Unless your target audience isn’t likely to be viewing the website in older browsers you should use backward compatible techniques or create an alternative for browsers that don’t support your features. If you’re not sure how to go about this, tools like Modernizr will be a good starting point.
That leaves us two options to choose from. Cufon is a service that uses HTML5 canvas to render text in the font you specify. The big proof Cufon is the fact that the text looks exactly the same in all browsers (which support canvas, although Cufon takes care of the older browsers too the text looks slightly different). Although your Cufon text will not be selectable, you don’t need to worry about SEO. Cufon doesn’t affect it at all.
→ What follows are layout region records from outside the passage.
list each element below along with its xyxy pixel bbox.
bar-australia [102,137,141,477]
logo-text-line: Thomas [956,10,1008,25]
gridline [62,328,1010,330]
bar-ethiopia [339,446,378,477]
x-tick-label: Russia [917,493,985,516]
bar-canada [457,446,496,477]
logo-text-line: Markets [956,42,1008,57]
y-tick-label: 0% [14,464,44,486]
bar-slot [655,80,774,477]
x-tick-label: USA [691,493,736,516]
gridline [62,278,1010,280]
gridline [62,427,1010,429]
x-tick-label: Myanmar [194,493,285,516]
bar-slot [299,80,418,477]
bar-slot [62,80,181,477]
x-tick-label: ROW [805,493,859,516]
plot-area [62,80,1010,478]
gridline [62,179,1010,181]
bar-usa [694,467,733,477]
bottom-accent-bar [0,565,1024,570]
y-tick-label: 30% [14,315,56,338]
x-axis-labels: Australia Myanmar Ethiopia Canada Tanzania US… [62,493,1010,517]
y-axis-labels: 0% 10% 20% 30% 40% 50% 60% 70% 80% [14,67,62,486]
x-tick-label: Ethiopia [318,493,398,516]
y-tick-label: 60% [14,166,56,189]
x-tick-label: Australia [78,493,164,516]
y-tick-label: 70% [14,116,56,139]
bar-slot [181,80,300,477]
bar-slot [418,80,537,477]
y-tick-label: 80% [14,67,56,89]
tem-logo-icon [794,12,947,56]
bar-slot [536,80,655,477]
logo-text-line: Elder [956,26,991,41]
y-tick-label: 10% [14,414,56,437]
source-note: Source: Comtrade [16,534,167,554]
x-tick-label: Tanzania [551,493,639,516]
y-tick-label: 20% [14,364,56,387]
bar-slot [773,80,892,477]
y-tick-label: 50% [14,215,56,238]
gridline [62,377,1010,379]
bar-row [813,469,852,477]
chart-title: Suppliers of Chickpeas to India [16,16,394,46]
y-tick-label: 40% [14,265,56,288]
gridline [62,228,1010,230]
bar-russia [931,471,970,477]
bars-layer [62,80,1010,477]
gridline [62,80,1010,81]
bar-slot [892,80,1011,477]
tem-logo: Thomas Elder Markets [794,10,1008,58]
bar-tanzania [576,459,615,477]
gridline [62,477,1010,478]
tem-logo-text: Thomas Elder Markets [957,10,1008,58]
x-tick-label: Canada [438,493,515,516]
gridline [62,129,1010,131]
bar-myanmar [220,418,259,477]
Another alternative is Typekit. Developed by Adobe, Typekit is not just a library of web fonts, it is highly sophisticated service giving you wide range of tools for easy font embedding. As much as Typekit tries to minimize browsers impact on the fonts, there still are slight differences. Another fact that might help you to decide whether to use Typekit or not is that the service isn’t free.
Choosing the right tool for font embedding isn’t as easy task as it might first look but essentially it all comes to how important good looking and accurate typography is for your project.
One of the techniques you might want to consider to use is grouping images into sprites. Depending on the size of the project and few other factors, sprites can considerably reduce the loading time of your pages, difficulty of editing the images and last but not least – nightmares of creating image folder hierarchies. The only thing you really need to consider when creating sprites is the naming conventions. Everyone have their own system of naming assets and once you find yours, sprites will reward you greatly. The main pro of sprites everyone seems to be mentioning these days is the reduced number of HTTP requests on the server. This of course is a valid reason for using sprites and especially on devices with high internet connection latency this makes a huge difference in comparison with the traditional one HTTP request per image approach but for myself the biggest advantage of using sprites lies in giving designers the free hand in changing and editing assets on the fly without the developers having to touch the CSS whatsoever.
How to achieve this? As mentioned earlier find yourself a comfortable way of naming individual images within the sprite so that you don’t have to alter the CSS of the sprite (most programs for making sprites give you the option to export a CSS file together with your sprite). You simply embed this CSS into your HTML and you are set. Now whenever the designer needs to do something with the images in sprites he just update the sprite image and the associated CSS file and you don’t have to worry about a thing.